To remain competitive in a crowded marketplace, and ensure sustainable growth, many businesses are focusing on becoming more customer-centric and less product-centric. The old adage of the customer being king has never been more true. At the core of this approach lies the customer journey – the realm of digital marketing, sales, and customer experience teams. The customer journey, crucial for engagement, conversion, and retention, is shaped by data and supporting technology; but, as Anoma van Eeden (pictured below), CMO, Relay42, discusses here, the fragmentation of this data and misalignment of technology is one of the key challenges for these organisations.
Many companies are taking the necessary steps to get this customer-centricity right – using personalisation as a key tool. In addition, there’s the realisation that success also depends on having a single customer view that must be aligned across channels. Going into 2018, this remains an important, ongoing endeavour. But the landscape is also being shaped by changes in the market and advancements in technology that could have a resounding impact on the customer journey and a brand’s approach to it.
We’ve identified three topical areas that apply across verticals where marketing can look to add value to their efforts in 2018, and beyond:
Everyone’s talking about it: AI
Artificial intelligence (AI) – or, in particular, ‘machine learning’ – is being talked about in all corners of marketing… and beyond. But making it a reality will ultimately come down to developing customised, industry-specific algorithms to ensure marketers can maximise its potential by delivering the next level of personalisation. Overall, AI helps brands recognise patterns, learn from them, understand behaviours, and apply lessons learnt to processes and outputs. For marketing, this means true personalisation and relevance, making the entire approach far more customer-centric. In addition, orchestration becomes more effective in terms of relevance, timing, and channel. This largely depends on accurate, clean data; but it needs to be used with industry-specific insights to ensure its effectiveness.
The future is visual
2018 could see a surge of more visual communication. Digital marketing has been the mainstay of many brands for a long time. And, yes, it’s being complemented with text messages, digital advertising, apps, social media, and even in-store messaging that is personalised and targeted. But, in 2018, video will be used more and more, and it will be used everywhere – not just with the inclusion of more gifs and short videos into email content, digital adverts, social media, and apps, but as a channel on its own, such as YouTube. Just think of the ways in which YouTube has helped organisations monetise their content by providing them a dedicated, branded channel to reach their target audience.
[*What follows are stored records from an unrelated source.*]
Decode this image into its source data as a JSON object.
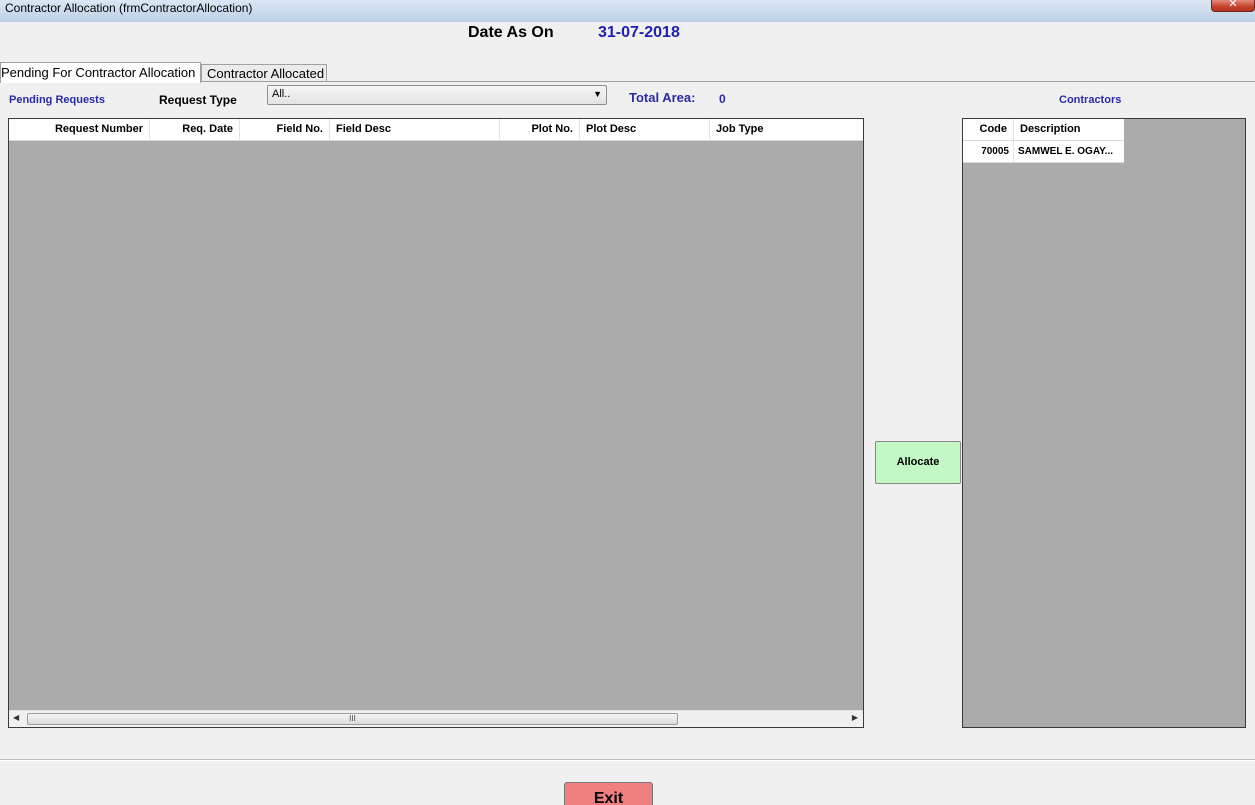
{
  "window": {
    "title": "Contractor Allocation (frmContractorAllocation)",
    "close_glyph": "✕"
  },
  "header": {
    "date_label": "Date As On",
    "date_value": "31-07-2018"
  },
  "tabs": [
    {
      "label": "Pending For Contractor Allocation",
      "active": true
    },
    {
      "label": "Contractor Allocated",
      "active": false
    }
  ],
  "filters": {
    "pending_requests_label": "Pending Requests",
    "request_type_label": "Request Type",
    "request_type_value": "All..",
    "total_area_label": "Total Area:",
    "total_area_value": "0",
    "contractors_label": "Contractors"
  },
  "requests_grid": {
    "columns": [
      "Request Number",
      "Req. Date",
      "Field No.",
      "Field Desc",
      "Plot No.",
      "Plot Desc",
      "Job Type"
    ],
    "rows": [],
    "scroll_thumb_glyph": "III"
  },
  "contractors_grid": {
    "columns": [
      "Code",
      "Description"
    ],
    "rows": [
      {
        "code": "70005",
        "description": "SAMWEL E. OGAY..."
      }
    ]
  },
  "buttons": {
    "allocate": "Allocate",
    "exit": "Exit"
  },
  "colors": {
    "accent_blue": "#1f1fb3",
    "allocate_bg": "#c3f7c3",
    "exit_bg": "#f08080",
    "grid_bg": "#ababab"
  }
}
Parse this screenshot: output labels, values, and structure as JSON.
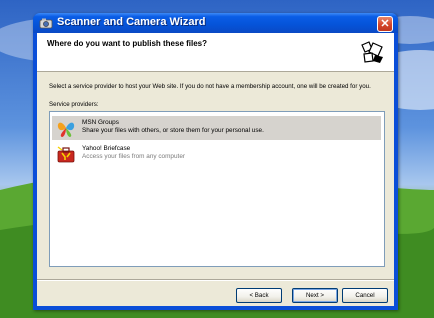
{
  "window": {
    "title": "Scanner and Camera Wizard",
    "close_glyph": "✕",
    "icon": "camera-wizard-icon"
  },
  "header": {
    "title": "Where do you want to publish these files?",
    "icon": "publish-web-icon"
  },
  "intro_text": "Select a service provider to host your Web site.  If you do not have a membership account, one will be created for you.",
  "service_providers_label": "Service providers:",
  "providers": [
    {
      "name": "MSN Groups",
      "description": "Share your files with others, or store them for your personal use.",
      "selected": true,
      "icon": "msn-butterfly-icon"
    },
    {
      "name": "Yahoo! Briefcase",
      "description": "Access your files from any computer",
      "selected": false,
      "icon": "yahoo-briefcase-icon"
    }
  ],
  "buttons": {
    "back": "< Back",
    "next": "Next >",
    "cancel": "Cancel"
  },
  "colors": {
    "titlebar": "#0553d8",
    "dialog_face": "#ece9d8",
    "selection": "#d6d3ce"
  }
}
In addition, 2018 just may be the time when augmented reality (AR) finally makes its mark. It’s been around for some time, but it’s never quite reached the levels of adoption and innovation that we’ve all been hoping for. At the moment, we can see its potential (just think of the Halifax homefinder app that enables users to access data on houses that are for sale as they walk past them). But brands need to seize this opportunity and provide consumers with a new channel to boost engagement and contribute to the improvement of the overall customer experience. However, it needs to make sense in the customer journey – based on intent data, behaviour, and other channel insights – and not merely adopted for the sake of it. Of course personalisation and the use of data will also be critical here in ensuring you’re actually delivering what your customers want and need, based on what you know about them. And, importantly, this needs to fit into your marketing strategy and not be used in isolation.
The impact of IoT
While there’s much hype around the Internet of Things (IoT), talk of fridges that will order groceries for you and smart mirrors that can act as a personal assistant, are perhaps the most extreme of examples. However, as more devices are added to networks as IoT develops, more data will be generated. This represents an opportunity for marketers because this data can be fed into their AI platforms to improve algorithms and better understand customer behaviour. These additional channels will certainly expand in 2018 and marketers need to ensure they have the technology at their disposal to fully take advantage of them.
The future: Intelligent orchestration
Whatever 2018 brings in terms of digital marketing efforts, the customer experience remains the highest priority. In today’s fast-paced world, where consumers are exposed to so much information from brands, through so many touchpoints, getting that competitive edge will be increasingly important. And whether that comes from more effective use of personalisation or the innovative use of new technologies – or better yet, a combination of both to bolster engagement – it will be an interesting year. But, importantly, whatever methods they use or trends they consider, for brands, 2018 should be about preparing for the future by unifying the data they have in a way that enables them to orchestrate outreach and build sustainable customer relationships.